About
On Prom, Grooms' sophomore album, to be release on the Kanine label July 12th, 2011, the Brooklyn avant-rock trio has come into their own. In every way, Prom is a more mature, unique, adventurous, and most of all, accessible record than 2009?s widely-praised album Rejoicer. Travis Johnson (vocals/guitar) and Emily Ambruso (vocals/bass) met, ridiculously, on Friendster, shortly before that website became 100% irrelevant, only to meet in person at a Valentine's Day party in the Oklahoma woods a few weeks later. They immediately started discussing experimental music and pop, and, after relocating separately to New York in 2004, starting playing experimental music and pop together in their bedrooms.
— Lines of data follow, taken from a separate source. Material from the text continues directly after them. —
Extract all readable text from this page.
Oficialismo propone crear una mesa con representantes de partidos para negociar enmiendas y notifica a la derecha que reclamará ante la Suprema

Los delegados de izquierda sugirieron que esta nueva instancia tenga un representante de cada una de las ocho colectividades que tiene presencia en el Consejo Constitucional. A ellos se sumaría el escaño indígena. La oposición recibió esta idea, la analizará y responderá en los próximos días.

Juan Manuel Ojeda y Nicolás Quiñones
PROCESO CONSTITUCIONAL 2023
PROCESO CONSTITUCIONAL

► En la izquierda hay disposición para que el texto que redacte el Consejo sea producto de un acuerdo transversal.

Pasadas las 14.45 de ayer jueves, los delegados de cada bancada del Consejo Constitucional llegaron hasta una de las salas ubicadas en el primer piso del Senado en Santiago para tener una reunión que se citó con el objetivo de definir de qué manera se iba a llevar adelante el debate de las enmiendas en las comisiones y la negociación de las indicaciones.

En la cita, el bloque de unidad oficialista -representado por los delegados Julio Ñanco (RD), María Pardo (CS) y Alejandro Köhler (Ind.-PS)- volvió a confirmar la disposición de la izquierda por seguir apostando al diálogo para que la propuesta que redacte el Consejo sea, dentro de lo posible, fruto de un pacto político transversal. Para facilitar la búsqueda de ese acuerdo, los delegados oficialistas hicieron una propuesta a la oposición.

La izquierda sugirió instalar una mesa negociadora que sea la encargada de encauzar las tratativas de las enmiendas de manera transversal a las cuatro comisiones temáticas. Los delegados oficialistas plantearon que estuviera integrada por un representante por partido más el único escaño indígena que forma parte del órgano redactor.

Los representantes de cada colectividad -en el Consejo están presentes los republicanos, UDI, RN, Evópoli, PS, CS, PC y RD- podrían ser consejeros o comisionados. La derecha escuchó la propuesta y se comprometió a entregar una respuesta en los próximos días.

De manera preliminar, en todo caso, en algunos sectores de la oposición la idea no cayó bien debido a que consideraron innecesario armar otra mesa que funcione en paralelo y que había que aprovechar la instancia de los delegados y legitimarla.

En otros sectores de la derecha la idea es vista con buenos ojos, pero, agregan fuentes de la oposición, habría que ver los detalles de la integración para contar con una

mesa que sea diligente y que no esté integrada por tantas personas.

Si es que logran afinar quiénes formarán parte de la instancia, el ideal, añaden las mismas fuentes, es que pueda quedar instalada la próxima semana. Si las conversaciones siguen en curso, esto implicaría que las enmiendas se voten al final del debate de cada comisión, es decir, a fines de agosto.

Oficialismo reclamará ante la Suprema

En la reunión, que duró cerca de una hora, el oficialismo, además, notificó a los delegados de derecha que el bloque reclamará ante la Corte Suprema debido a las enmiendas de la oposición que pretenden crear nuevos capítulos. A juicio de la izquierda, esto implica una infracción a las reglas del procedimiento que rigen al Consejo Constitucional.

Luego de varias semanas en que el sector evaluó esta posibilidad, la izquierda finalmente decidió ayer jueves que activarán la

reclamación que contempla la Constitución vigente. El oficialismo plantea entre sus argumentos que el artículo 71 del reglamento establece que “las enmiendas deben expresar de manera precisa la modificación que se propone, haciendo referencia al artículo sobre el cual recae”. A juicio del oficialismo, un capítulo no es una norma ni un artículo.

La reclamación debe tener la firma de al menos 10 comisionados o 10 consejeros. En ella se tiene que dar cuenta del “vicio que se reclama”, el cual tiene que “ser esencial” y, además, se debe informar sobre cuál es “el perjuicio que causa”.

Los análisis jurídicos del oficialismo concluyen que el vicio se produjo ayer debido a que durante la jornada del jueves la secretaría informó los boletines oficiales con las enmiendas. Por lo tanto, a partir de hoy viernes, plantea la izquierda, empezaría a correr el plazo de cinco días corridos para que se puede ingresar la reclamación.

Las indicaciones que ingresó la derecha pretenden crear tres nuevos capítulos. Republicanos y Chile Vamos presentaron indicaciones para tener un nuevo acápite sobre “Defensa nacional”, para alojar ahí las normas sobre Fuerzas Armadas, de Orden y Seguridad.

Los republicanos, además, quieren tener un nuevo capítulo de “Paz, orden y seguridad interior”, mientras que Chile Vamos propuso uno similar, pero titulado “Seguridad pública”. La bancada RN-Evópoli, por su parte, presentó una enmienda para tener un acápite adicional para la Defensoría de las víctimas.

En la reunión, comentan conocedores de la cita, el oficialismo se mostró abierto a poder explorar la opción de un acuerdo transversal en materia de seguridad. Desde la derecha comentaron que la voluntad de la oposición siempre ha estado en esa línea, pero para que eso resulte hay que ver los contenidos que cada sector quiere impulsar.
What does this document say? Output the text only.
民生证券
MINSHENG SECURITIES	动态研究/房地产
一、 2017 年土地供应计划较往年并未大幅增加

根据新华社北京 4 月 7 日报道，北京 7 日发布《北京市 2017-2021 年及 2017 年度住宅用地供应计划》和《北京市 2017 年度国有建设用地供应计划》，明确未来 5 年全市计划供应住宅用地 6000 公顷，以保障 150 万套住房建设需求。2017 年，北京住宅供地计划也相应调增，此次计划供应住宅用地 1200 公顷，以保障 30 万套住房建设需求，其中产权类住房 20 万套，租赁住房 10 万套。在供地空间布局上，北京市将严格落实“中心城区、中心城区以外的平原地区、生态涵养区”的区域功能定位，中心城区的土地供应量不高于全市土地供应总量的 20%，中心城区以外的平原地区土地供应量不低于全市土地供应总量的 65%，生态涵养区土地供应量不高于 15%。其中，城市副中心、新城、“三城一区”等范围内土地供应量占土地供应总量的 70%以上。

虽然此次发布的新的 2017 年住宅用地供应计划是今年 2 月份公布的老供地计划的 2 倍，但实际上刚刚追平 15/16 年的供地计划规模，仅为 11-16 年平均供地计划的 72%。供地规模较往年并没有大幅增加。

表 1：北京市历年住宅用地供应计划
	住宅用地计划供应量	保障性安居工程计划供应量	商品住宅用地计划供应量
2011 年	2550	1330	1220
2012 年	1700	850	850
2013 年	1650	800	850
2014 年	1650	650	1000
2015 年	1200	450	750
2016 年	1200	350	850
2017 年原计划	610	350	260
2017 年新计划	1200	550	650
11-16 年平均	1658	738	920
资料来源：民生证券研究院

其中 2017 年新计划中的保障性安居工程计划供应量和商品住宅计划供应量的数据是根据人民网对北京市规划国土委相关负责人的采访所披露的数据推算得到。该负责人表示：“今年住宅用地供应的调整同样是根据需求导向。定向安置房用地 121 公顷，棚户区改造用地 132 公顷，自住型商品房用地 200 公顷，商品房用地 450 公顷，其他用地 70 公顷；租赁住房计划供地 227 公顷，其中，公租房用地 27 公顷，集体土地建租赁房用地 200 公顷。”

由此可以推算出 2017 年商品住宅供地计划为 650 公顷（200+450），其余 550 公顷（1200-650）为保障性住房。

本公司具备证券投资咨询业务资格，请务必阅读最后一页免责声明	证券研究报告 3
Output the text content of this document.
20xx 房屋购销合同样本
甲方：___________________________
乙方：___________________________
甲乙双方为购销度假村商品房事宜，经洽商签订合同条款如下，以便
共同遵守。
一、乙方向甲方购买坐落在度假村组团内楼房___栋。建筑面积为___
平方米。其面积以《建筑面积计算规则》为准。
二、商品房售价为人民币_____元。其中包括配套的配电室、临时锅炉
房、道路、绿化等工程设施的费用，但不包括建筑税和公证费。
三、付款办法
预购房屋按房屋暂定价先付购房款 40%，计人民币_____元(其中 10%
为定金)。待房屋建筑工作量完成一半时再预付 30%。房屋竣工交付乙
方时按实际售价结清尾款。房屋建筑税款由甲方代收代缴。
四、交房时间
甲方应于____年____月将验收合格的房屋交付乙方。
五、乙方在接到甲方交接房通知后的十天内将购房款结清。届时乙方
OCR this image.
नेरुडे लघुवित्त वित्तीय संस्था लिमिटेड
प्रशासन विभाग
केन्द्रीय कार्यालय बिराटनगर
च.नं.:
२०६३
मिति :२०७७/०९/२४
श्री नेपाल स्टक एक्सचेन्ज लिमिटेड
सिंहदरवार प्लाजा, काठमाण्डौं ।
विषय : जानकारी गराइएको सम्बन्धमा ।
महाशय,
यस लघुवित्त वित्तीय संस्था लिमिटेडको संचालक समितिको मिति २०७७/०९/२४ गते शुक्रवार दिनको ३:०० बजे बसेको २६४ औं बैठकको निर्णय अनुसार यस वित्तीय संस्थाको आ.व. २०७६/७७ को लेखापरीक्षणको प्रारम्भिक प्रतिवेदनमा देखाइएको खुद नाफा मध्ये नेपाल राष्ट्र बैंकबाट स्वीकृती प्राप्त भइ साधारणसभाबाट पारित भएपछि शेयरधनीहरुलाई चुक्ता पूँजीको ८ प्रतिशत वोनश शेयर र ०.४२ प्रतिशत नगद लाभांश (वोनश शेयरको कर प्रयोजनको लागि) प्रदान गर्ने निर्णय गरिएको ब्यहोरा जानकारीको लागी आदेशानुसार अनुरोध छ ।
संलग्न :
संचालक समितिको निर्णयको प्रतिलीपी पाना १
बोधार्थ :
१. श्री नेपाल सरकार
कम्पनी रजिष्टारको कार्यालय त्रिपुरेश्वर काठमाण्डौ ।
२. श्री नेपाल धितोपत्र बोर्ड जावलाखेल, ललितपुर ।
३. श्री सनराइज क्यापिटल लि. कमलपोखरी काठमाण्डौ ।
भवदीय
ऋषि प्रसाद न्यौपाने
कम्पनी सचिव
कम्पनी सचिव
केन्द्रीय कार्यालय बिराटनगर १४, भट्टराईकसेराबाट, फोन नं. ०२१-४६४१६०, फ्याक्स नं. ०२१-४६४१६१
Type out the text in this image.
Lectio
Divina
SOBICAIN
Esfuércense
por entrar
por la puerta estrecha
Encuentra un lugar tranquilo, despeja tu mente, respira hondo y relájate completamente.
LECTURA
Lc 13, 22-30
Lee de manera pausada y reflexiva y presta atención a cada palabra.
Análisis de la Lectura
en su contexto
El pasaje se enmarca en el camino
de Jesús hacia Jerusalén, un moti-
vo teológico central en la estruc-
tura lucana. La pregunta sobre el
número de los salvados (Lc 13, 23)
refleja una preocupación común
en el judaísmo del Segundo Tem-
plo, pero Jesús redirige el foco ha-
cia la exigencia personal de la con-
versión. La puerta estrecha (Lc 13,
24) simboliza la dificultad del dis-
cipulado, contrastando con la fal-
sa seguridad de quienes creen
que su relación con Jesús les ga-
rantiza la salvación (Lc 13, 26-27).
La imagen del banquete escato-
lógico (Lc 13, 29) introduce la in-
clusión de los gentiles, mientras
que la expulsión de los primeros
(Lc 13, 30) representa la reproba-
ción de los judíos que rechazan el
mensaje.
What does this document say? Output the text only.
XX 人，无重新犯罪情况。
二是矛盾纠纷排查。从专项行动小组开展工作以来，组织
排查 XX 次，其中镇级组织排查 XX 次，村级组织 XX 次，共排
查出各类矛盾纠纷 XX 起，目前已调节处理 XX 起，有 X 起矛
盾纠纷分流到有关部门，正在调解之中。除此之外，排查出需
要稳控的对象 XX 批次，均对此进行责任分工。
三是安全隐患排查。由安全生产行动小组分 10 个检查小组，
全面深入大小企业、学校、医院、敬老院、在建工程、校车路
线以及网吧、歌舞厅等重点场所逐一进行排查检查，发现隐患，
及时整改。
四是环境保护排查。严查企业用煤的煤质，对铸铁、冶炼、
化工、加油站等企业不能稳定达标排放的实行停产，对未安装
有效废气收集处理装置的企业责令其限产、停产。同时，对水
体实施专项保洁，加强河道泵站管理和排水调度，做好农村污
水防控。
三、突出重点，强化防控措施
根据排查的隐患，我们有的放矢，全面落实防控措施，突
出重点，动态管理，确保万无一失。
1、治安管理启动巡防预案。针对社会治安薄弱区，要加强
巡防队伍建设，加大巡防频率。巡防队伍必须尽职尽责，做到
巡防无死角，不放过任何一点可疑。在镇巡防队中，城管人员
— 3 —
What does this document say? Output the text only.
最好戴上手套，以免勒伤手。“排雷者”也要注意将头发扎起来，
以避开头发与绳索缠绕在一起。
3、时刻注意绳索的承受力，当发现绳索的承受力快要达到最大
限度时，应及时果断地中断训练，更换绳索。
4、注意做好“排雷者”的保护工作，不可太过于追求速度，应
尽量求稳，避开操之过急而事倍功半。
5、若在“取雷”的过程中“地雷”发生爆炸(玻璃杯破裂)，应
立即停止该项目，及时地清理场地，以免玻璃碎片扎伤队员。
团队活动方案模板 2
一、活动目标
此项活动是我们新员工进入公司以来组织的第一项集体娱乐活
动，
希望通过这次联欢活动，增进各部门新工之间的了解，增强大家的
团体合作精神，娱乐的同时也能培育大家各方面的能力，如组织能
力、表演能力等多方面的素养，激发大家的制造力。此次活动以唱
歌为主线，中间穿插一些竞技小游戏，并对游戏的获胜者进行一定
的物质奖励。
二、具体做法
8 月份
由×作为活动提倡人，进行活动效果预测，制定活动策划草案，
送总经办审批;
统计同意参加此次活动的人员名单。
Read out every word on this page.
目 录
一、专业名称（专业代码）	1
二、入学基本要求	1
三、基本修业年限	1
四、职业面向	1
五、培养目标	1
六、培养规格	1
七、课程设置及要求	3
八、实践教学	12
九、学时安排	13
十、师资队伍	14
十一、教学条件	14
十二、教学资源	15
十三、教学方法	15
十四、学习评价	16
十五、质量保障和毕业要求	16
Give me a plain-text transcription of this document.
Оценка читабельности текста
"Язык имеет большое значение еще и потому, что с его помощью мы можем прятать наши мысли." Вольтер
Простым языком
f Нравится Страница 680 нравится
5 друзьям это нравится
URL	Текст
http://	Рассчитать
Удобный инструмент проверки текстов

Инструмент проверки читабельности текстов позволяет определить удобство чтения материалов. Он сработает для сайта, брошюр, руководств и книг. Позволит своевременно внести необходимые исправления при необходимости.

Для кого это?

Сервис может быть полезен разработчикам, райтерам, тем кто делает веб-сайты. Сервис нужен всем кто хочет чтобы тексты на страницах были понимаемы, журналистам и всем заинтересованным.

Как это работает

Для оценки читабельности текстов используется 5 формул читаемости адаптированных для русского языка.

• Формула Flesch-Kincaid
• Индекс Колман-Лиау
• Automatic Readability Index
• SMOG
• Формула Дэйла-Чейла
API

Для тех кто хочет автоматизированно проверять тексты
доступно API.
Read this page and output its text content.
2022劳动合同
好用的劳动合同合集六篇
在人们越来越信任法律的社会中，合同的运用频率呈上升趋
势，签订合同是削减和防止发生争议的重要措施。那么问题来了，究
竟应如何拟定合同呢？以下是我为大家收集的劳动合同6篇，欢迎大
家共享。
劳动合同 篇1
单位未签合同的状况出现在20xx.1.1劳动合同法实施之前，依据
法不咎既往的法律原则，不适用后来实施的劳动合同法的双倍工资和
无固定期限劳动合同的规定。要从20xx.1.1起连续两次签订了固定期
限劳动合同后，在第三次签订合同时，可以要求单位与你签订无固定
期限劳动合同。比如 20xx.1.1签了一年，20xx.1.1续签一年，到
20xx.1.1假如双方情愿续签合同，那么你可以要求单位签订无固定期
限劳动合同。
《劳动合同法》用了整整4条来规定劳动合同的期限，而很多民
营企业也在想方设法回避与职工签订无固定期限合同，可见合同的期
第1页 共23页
They met Jim Sykes (drums) through a friend soon after, but didn't start playing with him until 2009, when Grooms formed and released their debut album. That album was a dark, noisy, and tangled affair, the lyrics focusing almost entirely on Travis' religion-fixated obsessive-compulsive disorder, which he was diagnosed with in adolescence.
On this gorgeously poppy album, Prom, the experiments are with beauty, texture, and melody, and the OCD-related lyrics are nestled in lulling, comforting sounds. The album was written with touchstones like genre-crossing records from Broadcast and Wire's "154" in mind, in between Emily dragging everyone to see terrible movies in theaters and Jim finishing up his PhD in ethnomusicology. The result is a semi-electronic, often ambient and haunting record, that sounds variously like zombies playing surf rock ("Imagining the Bodies"), glitchy, pounding IDM ("Tiger Trees"), and creepy Spector girl-group tunes ("Sharing") among dozens of others. Emily and Travis obsessed over the melodies this time around, pushing each other to sing better at all turns, and harmonizing in ways they'd never tried before. The band slept in sleeping bags in the studio (Uniform, in Philadelphia), staying up late and waking up early to obsess more, and to fidget with sounds they'd never played with before. Friend Jay Heiselman mixed Prom over the 2010 holidays, diving deep into post-production to help create the intensely new direction for the band.
To Grooms, this record is about freedom: to be catchy, to be unabashedly pretty, to try entirely new types of music, and even to write their first-ever breakup song. They hope you sing along to Prom, that you get happy and sad to it in the way you do with great pop records, and that you get just a little freaked out when their dark side shows up here and there.